I have had big houses, successful stores, lots of money, lost those, and been homeless. I'd like to believe I never lost sight of those less fortunate, but I bet I did, if even just for a while.

If the wealthy control everything, the rest of us have no value except servitude. If education is available only to the rich kids, the rest of us will never have any value except servitude. If HCR goes down (which it will not, using as an example), the poor will die off slowly, and no longer be a drain on the wealthy. Since they are uneducated, they will have no tools to fight, to improve their lives. Is this the country the founding fathers envisioned, you think? As they fled religious persecution....as they welcomed all people from all countries, all walks of life, all socio-economic levels... into the US, to make a new life, buy a ticket on that American dreamride. I believe now, and always will, that it is a responsibility, it is right, it is moral, it is humane, to take care of those less fortunate.

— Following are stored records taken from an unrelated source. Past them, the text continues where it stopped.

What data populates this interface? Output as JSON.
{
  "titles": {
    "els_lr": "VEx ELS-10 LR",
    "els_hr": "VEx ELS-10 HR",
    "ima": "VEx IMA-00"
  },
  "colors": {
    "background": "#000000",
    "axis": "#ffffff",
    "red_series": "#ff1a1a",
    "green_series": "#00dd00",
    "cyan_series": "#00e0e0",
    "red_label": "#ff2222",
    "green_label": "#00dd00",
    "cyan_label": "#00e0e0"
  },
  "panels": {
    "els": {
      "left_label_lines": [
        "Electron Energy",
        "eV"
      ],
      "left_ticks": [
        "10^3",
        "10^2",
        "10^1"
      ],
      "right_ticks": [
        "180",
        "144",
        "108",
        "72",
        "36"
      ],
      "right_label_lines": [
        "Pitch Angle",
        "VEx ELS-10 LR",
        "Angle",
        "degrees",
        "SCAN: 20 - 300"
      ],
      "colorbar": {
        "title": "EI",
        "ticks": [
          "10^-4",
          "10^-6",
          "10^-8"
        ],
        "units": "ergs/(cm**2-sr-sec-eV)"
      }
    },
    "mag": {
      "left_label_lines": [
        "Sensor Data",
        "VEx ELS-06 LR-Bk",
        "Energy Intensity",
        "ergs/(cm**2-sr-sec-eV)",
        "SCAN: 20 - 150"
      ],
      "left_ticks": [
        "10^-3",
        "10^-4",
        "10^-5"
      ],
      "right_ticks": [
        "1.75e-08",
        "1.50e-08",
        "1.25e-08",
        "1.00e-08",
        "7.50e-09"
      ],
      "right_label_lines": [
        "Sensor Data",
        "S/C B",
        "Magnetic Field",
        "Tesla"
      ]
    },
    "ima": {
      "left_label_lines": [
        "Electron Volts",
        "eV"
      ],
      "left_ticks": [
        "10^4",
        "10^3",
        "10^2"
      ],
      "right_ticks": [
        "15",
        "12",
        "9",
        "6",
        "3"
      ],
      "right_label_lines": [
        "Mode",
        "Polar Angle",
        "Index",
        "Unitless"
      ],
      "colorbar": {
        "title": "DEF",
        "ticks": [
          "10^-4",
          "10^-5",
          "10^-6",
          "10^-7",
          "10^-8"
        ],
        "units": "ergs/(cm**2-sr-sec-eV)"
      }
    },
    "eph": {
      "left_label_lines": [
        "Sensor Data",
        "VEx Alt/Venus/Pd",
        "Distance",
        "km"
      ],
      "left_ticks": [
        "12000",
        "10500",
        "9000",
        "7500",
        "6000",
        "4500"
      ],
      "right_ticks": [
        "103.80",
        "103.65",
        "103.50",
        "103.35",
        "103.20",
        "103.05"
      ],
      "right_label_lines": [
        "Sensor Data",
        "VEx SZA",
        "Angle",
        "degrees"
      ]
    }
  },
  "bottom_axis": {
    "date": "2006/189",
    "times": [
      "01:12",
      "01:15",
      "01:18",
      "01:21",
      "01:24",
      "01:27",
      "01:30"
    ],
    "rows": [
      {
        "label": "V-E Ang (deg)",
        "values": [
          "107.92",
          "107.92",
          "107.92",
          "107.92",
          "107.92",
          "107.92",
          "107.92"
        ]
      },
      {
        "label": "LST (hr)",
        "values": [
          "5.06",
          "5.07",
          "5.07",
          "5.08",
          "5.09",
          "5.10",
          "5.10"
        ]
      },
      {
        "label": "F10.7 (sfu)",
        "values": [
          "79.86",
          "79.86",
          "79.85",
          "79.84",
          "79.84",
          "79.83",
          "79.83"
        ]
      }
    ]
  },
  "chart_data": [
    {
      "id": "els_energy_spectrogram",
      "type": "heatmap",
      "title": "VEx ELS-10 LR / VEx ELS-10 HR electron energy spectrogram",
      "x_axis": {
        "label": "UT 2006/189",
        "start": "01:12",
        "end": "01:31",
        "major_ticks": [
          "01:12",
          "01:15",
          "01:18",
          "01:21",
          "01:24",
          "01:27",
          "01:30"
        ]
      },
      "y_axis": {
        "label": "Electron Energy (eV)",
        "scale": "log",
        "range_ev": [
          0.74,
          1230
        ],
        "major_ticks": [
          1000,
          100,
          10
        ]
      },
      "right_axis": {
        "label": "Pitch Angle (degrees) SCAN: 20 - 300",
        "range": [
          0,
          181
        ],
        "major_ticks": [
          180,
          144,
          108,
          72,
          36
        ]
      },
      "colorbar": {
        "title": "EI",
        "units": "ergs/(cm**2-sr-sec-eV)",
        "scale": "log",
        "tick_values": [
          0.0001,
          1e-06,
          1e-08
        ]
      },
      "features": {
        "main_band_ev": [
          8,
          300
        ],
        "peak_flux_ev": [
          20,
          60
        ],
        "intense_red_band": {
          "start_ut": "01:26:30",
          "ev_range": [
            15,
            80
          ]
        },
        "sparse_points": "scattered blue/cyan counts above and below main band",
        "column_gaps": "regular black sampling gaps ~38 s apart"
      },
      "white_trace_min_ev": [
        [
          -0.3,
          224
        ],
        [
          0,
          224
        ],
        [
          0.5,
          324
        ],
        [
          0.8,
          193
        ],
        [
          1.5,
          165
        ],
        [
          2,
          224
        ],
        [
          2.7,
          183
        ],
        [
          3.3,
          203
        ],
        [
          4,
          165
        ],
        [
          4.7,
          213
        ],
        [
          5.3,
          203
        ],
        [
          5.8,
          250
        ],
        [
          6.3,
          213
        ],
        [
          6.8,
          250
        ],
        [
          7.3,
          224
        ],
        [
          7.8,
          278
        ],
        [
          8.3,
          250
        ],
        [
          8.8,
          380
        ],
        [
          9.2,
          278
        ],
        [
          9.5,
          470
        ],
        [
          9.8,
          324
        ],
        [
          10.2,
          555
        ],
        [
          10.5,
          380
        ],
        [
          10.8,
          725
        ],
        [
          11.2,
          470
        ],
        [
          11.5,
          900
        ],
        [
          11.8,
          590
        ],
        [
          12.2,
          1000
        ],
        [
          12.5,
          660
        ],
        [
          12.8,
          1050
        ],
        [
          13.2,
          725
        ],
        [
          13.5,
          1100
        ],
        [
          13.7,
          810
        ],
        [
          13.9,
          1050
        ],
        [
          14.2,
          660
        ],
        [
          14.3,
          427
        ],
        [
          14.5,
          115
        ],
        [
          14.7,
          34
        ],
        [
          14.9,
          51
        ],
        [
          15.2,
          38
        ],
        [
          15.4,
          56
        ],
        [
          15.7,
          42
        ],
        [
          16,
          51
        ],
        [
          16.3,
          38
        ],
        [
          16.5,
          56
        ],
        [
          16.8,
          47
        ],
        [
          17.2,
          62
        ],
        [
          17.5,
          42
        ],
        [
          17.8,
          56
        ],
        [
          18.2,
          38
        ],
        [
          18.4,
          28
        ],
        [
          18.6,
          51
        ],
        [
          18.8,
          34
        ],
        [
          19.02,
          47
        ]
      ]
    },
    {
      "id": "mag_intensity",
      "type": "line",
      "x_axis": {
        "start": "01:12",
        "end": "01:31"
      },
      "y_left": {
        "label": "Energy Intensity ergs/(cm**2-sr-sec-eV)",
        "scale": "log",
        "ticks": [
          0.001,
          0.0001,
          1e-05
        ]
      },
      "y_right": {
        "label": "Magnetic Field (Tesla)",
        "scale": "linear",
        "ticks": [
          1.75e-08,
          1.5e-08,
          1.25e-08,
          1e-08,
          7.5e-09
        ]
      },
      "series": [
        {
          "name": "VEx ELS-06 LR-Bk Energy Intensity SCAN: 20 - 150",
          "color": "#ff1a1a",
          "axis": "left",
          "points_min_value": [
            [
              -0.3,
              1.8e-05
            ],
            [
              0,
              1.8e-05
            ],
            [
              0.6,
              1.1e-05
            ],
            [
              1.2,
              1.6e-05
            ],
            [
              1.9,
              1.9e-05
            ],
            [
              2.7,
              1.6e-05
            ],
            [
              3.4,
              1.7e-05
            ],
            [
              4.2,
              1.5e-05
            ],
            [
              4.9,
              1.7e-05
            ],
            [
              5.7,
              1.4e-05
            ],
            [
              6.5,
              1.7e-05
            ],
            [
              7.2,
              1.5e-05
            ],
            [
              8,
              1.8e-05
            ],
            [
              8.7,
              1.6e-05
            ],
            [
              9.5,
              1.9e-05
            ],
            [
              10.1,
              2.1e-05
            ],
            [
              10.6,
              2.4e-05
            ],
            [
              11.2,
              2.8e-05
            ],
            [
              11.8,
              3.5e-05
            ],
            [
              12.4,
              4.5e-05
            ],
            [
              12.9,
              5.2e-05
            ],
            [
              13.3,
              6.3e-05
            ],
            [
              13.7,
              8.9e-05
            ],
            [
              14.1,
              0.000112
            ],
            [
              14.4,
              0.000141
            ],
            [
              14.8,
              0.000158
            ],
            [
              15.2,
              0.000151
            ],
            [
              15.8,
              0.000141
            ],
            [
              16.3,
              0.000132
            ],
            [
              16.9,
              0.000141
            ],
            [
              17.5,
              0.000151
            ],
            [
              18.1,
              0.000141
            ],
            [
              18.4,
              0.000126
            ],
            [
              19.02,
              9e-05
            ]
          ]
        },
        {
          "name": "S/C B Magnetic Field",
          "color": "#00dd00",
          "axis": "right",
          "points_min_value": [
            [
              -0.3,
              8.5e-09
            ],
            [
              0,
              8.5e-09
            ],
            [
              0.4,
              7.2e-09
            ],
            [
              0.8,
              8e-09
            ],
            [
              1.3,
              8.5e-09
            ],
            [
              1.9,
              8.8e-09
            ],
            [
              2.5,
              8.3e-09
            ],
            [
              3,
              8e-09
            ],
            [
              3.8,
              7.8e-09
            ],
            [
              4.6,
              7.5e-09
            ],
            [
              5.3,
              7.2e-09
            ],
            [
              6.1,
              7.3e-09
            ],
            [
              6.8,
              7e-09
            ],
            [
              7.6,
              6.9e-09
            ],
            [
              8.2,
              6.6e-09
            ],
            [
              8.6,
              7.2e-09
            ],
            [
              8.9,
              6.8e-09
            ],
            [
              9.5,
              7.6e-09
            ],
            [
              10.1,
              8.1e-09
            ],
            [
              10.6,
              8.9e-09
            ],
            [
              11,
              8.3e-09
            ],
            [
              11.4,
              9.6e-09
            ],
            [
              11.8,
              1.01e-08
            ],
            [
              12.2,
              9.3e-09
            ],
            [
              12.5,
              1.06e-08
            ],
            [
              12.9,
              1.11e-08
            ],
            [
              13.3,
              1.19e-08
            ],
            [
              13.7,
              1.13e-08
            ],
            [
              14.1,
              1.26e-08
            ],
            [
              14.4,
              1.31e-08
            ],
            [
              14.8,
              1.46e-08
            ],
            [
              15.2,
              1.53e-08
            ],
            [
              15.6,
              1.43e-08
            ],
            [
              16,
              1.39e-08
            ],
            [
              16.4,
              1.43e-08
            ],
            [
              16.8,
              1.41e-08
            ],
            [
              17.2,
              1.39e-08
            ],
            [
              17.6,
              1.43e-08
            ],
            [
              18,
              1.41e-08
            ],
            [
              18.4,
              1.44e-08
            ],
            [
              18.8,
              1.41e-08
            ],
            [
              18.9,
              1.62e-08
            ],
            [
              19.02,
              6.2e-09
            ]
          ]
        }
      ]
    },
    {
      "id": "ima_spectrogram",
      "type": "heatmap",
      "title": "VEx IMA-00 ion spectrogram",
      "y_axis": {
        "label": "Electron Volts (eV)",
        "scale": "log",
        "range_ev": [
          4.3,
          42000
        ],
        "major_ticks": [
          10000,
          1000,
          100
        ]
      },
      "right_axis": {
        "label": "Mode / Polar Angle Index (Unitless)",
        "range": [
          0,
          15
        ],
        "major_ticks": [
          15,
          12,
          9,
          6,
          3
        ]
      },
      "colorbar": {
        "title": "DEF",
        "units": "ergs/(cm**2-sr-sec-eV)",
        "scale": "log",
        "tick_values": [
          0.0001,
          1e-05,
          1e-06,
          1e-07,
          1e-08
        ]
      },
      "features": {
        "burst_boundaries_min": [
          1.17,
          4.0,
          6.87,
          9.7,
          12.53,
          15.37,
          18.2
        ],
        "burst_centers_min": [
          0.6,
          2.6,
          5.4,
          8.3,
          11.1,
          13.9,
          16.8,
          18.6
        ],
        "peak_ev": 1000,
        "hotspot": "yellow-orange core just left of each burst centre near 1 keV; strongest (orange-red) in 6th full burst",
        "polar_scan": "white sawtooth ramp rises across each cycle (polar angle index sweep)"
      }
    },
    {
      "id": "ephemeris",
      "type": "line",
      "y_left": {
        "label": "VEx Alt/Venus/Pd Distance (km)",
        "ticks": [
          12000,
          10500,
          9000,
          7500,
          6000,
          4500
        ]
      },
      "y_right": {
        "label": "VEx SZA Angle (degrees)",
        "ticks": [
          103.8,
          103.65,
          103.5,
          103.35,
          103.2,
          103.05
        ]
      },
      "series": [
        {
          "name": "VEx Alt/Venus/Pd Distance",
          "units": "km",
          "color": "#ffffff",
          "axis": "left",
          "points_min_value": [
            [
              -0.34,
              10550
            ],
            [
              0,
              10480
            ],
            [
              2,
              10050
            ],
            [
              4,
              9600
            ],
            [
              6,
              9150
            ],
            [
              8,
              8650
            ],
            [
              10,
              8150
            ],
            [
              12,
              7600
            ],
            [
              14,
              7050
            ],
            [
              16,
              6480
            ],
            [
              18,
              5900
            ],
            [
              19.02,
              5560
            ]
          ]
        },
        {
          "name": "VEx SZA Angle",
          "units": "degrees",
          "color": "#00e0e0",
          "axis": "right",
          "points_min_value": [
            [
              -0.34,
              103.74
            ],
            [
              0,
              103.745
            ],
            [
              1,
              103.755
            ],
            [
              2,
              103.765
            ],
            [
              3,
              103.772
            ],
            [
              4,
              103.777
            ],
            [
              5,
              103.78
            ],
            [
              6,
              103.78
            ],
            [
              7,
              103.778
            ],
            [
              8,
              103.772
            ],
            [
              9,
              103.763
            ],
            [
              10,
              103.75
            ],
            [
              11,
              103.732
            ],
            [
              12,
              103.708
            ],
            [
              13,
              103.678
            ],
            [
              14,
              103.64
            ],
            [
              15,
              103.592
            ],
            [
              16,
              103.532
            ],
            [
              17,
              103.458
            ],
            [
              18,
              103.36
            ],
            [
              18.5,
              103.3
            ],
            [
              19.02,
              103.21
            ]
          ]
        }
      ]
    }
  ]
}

As I get ready to liquidate, simplify, move on, I know it will be ok. I have survived worse situations. I am actually looking forward to freedom from material things. The past decade has been one hell of a ride.

You can't pull yourself up by your bootstraps if you don't first have the boots. - Paul Wellstone (from @Shoq, twitter)

If not for the grace of others.....it might be you. I mean me. Back to you, now, back to me. I'm on a horse. See me.